La surexploitation signifie que le rythme d’exploitation ne permet pas aux espèces de reconstituer leur population. Cela concerne surtout les activités de pêche industrielle, d’exploitation forestière et les pratiques illégales de chasse, qui mettent en péril des espèces végétales et animales. En Europe, une accumulation de pressions, dont la surpêche, a provoqué un effondrement des populations de l’Anguille européenne de 90 % dans les années 1980. L’espèce est encore aujourd’hui en danger critique d’extinction.

3. Le changement climatique

Tout comme les humains, les espèces animales et végétales subissent déjà les effets du changement climatique. Les sécheresses, incendies, cyclones et autres évènements climatiques extrêmes sont de plus en plus fréquents et intenses. De plus, l’augmentation de la température de l’air et de l’eau rend difficile voire impossible la survie de certains écosystèmes. Par exemple, 99% des récifs coraliens, qui abritent plus d’un quart de la biodiversité marine, sont menacés de disparition avec un réchauffement global de 2°C (nous sommes déjà à 1,2°C de réchauffement en moyenne à l’échelle du globe).

4. Les pollutions diverses

L’eau, l’air et les sols sont affectés par divers types de pollutions, par exemple :

  • les pesticides utilisés dans l’agriculture intensive polluent les sols et les cours d’eau
  • les procédés industriels et la combustion d’énergies fossiles rejettent des gaz nocifs dans l’atmosphère
  • l’extraction minière utilise de nombreux produits chimiques pour extraire les métaux de la croute terrestre. Les résidus de ces produits (plomb, cyanure, arsenic, cadmium) polluent alors l’eau, le sol et l’air.

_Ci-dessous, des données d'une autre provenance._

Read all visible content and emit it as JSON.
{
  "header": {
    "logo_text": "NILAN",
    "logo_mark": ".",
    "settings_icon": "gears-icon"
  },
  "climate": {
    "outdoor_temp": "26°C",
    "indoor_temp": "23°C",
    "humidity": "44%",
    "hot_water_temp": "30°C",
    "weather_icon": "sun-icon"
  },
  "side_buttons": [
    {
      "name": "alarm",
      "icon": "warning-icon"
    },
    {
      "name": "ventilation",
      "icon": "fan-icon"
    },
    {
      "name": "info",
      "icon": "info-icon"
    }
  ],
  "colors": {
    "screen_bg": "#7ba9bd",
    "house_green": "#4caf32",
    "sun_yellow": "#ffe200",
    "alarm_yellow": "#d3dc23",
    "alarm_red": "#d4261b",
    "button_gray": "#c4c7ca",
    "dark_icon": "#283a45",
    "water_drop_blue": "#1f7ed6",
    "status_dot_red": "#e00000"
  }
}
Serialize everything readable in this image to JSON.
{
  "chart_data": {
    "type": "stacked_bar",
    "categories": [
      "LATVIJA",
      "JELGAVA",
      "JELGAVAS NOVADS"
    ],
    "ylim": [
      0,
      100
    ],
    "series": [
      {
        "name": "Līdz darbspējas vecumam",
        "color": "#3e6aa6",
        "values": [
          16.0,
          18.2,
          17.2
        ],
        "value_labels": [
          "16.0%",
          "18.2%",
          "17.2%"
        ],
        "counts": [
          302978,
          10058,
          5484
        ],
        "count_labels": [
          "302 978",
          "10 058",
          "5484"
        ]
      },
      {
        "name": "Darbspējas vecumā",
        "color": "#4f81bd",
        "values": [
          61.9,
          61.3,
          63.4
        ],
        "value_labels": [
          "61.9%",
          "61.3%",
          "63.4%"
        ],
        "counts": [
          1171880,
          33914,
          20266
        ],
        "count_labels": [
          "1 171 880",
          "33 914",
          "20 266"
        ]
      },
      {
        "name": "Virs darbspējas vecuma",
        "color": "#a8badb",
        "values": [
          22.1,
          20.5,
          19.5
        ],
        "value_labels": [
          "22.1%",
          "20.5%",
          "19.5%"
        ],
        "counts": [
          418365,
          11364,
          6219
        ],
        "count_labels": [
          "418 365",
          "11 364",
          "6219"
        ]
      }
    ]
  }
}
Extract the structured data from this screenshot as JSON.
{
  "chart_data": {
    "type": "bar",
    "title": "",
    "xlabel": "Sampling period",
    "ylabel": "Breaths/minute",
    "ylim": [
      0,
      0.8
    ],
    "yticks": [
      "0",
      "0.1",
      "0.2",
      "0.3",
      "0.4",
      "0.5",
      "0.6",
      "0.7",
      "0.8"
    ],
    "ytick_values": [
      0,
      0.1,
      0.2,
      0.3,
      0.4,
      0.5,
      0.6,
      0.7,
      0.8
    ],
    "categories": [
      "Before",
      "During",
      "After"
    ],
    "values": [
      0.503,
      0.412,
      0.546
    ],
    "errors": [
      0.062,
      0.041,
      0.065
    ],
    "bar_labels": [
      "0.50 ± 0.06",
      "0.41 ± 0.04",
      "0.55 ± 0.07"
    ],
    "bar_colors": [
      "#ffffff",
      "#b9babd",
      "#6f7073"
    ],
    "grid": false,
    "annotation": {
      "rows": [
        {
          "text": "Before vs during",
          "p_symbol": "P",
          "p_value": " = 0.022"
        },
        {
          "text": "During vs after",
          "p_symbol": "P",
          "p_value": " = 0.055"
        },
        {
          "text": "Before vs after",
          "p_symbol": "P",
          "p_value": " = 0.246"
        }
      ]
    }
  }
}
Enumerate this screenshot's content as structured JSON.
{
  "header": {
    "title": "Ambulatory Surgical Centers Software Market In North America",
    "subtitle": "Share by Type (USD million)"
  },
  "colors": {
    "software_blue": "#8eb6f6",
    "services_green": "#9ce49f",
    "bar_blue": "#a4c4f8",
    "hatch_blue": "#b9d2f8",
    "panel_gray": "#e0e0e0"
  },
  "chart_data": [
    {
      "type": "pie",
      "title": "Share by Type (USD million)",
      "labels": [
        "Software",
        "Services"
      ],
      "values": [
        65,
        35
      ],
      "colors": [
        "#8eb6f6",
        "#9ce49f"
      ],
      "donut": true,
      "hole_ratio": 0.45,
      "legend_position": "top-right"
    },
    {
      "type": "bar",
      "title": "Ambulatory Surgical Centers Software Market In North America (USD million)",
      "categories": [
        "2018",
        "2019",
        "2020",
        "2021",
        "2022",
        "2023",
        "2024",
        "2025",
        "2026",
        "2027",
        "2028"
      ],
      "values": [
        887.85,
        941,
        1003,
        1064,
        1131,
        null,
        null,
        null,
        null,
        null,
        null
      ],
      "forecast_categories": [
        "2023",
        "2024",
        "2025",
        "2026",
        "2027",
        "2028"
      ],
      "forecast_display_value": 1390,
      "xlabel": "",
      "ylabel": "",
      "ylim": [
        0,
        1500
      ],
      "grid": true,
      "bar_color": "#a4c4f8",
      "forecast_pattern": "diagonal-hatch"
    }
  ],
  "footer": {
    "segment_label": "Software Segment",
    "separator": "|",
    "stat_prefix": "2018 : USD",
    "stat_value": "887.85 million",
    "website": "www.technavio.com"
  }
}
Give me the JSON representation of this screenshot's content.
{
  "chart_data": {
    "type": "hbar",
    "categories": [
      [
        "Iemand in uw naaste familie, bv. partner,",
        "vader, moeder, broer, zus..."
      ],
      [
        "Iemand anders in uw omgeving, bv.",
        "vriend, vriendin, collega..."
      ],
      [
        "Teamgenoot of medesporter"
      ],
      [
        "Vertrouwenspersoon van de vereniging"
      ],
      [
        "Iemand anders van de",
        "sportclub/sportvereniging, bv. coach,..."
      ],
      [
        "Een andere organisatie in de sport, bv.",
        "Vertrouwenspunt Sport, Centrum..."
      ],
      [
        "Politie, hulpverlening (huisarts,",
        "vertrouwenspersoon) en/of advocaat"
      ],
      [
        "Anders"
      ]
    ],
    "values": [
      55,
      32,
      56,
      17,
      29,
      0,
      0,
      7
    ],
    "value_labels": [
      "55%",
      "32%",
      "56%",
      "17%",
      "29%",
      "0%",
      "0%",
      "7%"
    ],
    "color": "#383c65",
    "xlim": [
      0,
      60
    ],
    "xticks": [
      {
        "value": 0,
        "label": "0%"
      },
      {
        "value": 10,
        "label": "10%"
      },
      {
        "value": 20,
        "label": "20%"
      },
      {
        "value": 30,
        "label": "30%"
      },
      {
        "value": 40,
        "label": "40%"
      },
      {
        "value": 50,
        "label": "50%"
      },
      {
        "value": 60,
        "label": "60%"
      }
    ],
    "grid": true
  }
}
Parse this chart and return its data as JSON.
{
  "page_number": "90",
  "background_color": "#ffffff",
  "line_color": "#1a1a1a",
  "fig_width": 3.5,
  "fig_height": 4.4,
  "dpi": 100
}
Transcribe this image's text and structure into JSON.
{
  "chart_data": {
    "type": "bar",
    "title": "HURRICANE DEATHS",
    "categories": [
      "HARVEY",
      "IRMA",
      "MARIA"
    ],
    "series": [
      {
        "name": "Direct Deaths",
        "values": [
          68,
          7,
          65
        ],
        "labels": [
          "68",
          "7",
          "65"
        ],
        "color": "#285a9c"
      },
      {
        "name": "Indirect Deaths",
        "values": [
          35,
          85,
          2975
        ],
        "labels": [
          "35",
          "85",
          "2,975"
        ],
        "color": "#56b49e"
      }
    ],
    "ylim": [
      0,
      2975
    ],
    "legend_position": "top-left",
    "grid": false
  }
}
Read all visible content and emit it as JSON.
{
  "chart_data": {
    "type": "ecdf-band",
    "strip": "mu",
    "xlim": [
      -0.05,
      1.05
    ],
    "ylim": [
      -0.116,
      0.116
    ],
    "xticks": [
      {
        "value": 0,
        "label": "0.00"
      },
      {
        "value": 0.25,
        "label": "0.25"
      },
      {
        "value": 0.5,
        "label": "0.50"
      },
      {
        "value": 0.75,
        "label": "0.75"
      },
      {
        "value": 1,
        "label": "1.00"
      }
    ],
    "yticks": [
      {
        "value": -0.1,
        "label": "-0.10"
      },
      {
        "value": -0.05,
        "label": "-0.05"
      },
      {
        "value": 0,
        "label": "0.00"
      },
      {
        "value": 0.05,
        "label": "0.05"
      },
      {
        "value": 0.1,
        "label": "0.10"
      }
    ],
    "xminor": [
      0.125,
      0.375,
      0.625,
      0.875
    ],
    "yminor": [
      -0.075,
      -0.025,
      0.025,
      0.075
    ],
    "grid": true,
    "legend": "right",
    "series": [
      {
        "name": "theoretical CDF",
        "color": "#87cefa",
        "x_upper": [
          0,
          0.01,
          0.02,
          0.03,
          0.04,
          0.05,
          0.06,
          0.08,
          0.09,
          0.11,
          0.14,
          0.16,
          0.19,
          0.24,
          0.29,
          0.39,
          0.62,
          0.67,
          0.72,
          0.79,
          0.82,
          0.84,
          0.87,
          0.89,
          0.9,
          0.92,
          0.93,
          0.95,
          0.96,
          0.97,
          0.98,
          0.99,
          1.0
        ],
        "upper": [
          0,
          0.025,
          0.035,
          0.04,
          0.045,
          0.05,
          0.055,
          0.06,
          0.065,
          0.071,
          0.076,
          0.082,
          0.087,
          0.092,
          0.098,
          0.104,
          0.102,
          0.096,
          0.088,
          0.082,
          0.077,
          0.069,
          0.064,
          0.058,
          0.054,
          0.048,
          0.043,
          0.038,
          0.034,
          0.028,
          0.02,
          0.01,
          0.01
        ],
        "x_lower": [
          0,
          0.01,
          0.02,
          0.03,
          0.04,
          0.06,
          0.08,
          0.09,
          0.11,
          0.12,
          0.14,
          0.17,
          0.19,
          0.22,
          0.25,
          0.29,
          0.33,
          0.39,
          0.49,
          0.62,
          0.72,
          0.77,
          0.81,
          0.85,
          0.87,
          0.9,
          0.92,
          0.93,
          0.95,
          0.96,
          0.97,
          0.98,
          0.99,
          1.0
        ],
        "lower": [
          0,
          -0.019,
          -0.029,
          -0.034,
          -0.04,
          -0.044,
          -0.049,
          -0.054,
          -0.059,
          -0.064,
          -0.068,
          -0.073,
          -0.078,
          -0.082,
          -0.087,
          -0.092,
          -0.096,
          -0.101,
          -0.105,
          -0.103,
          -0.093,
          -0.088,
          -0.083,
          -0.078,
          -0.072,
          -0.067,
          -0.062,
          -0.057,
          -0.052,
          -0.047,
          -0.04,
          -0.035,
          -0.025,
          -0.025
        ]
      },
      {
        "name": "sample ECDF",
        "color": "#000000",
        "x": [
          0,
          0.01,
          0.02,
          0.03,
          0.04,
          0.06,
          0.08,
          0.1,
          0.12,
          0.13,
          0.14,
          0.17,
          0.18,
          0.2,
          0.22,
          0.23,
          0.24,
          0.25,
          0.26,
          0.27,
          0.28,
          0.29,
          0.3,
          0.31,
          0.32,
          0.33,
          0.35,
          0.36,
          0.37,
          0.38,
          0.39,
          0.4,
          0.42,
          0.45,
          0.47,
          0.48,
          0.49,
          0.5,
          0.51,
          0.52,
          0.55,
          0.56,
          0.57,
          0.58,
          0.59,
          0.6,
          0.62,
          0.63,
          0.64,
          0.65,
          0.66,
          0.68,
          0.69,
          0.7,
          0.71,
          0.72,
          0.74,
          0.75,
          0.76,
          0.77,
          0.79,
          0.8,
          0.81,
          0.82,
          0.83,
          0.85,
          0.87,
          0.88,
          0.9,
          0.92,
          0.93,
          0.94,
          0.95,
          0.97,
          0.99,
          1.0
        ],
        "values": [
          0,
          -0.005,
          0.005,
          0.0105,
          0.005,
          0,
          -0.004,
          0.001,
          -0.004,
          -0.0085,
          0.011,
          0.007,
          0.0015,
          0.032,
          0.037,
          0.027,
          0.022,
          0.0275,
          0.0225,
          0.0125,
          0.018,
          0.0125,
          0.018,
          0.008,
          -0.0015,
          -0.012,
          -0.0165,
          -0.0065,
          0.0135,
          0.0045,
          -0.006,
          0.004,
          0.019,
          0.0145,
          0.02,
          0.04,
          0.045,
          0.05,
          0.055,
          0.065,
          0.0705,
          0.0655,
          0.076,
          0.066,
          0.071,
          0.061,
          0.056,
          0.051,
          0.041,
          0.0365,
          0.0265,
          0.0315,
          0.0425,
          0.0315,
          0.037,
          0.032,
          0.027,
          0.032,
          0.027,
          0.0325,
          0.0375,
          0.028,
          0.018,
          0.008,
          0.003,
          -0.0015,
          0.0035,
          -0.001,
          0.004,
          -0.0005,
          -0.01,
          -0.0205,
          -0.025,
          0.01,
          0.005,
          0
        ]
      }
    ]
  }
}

Ces pollutions constituent une menace pour la survie de la flore et de la faune.

5. Les espèces exotiques envahissantes

De nombreuses activités humaines (notamment les échanges commerciaux et le tourisme) facilitent le transport, l’introduction, et la propagation d’espèces exotiques envahissantes. Ces espèces peuvent alors bouleverser l’équilibre écologique de l’écosystème dans lequel elles sont introduites. C’est le cas de l’écrevisse de Louisiane, introduite en France dans les années 70 pour l’élevage. Agressive, se reproduisant vite, elle prolifère et elle déséquilibre les écosystèmes des cours d’eau.